L’ARC «savait ou aurait dû savoir que son système de demande en ligne pour la PCU et la PCUE était vulnérable à des cyberattaques, et la partie défenderesse a échoué à prendre les mesures raisonnables et adéquates pour protéger les renseignements personnels et financiers des [usagers touchés] avant et après le lancement de ces programmes», allègue-t-on.

Tout cela laisse croire à Angela Bespflug que le nombre de victimes dépasse les 11 200 estimés par l’ARC. «Nous savons que certaines personnes qui ont été affectées et dont les renseignements personnels et financiers ont été compromis n’ont pas été notifiés par l’ARC», a-t-elle affirmé, ajoutant qu’il est possible que le Canada n’ait pas encore pu déterminer toute l’ampleur des incidents.

«Tous les jours, nous entendons parler de davantage de personnes affectées», affirme l’avocate.

L’ARC n’a pas répondu à la demande de commentaires du HuffPost Québec, mercredi.

Dédommagements réclamés

Depuis qu’elle a pris connaissance de la brèche à son compte, Anne Campeau affirme avoir passé environ six heures au téléphone avec l’ARC afin de s’assurer que la demande de PCU frauduleuse disparaisse de son dossier. Elle dit n’avoir reçu aucune communication de la part de l’agence reconnaissant que ses renseignements personnels ont été compromis.

Elle a donc pris l’initiative de protéger son dossier de crédit de plusieurs façons. Elle a notifié les agences de surveillance du crédit Equifax et Transunion, ainsi que toutes les institutions où elle détient des comptes bancaires, des cartes de crédit et une hypothèque. Elle s’est aussi inscrite à des services de surveillance du crédit, ce qui représente une dépense de quelques centaines de dollars par année.

“Tout ce que je sais, c’est que mes renseignements flottent quelque part dans le dark web et je ne suis pas contente.”

- Anne Campeau, victime d'un vol d'identité

C’est pour ce genre de démarches stressantes et coûteuses que la demande d’action collective réclame compensation, en plus des montants de PCU ou de PCUE dus.

Selon la firme d’avocats à l’origine de la demande d’action collective, les Québécois dont les renseignements ont été compromis pourraient également être éligibles à une compensation plus importante, notamment en vertu de dispositions du Code civil du Québec et de la Charte des droits et libertés de la personne.
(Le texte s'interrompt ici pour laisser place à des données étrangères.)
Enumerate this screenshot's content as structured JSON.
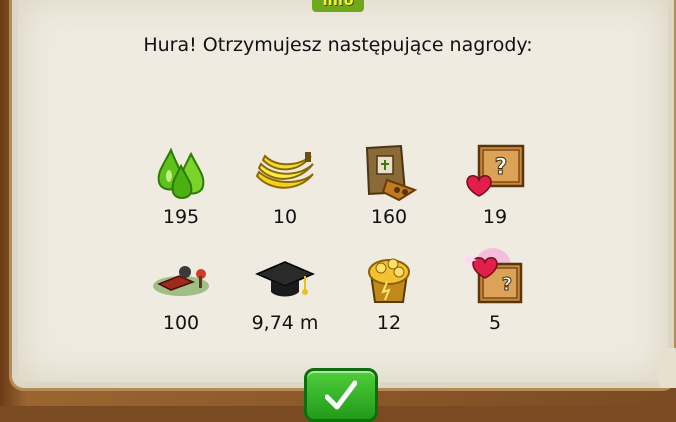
{
  "dialog": {
    "title": "Info",
    "message": "Hura! Otrzymujesz następujące nagrody:"
  },
  "rewards": [
    {
      "icon": "green-drops-icon",
      "value": "195"
    },
    {
      "icon": "bananas-icon",
      "value": "10"
    },
    {
      "icon": "seed-bag-icon",
      "value": "160"
    },
    {
      "icon": "mystery-chest-hearts-icon",
      "value": "19"
    },
    {
      "icon": "decoration-items-icon",
      "value": "100"
    },
    {
      "icon": "graduation-cap-icon",
      "value": "9,74 m"
    },
    {
      "icon": "gold-coins-pot-icon",
      "value": "12"
    },
    {
      "icon": "sparkling-chest-hearts-icon",
      "value": "5"
    }
  ],
  "confirm": {
    "icon": "checkmark-icon"
  }
}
Angela Bespflug affirme que sa firme est en voie de s’organiser pour pouvoir répondre en français aux demandes d’informations concernant l’action collective.
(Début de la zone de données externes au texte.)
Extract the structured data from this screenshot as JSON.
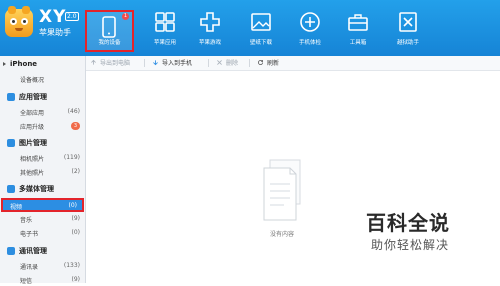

Mais même si l’action collective est autorisée et couronnée de succès, les personnes lésées risquent de ne pas voir la couleur de leur argent avant plusieurs mois, voire des années.

En attendant, Anne Campeau vit dans l’incertitude, puisqu’elle ne sait pas qui a eu accès à ses renseignements personnels et, par extension, à ceux de son épouse, avec qui elle produit des déclarations d’impôts conjointes.

«Tout ce que je sais, c’est que mes renseignements flottent quelque part dans le dark web et je ne suis pas contente», dit-elle. «Je vais prendre ma retraite dans quelques années. Je n’ai pas envie d’être retraitée et de me mettre à recevoir des coups de fil me disant que je suis en défaut de paiement pour des cartes de crédit que je ne possède pas.»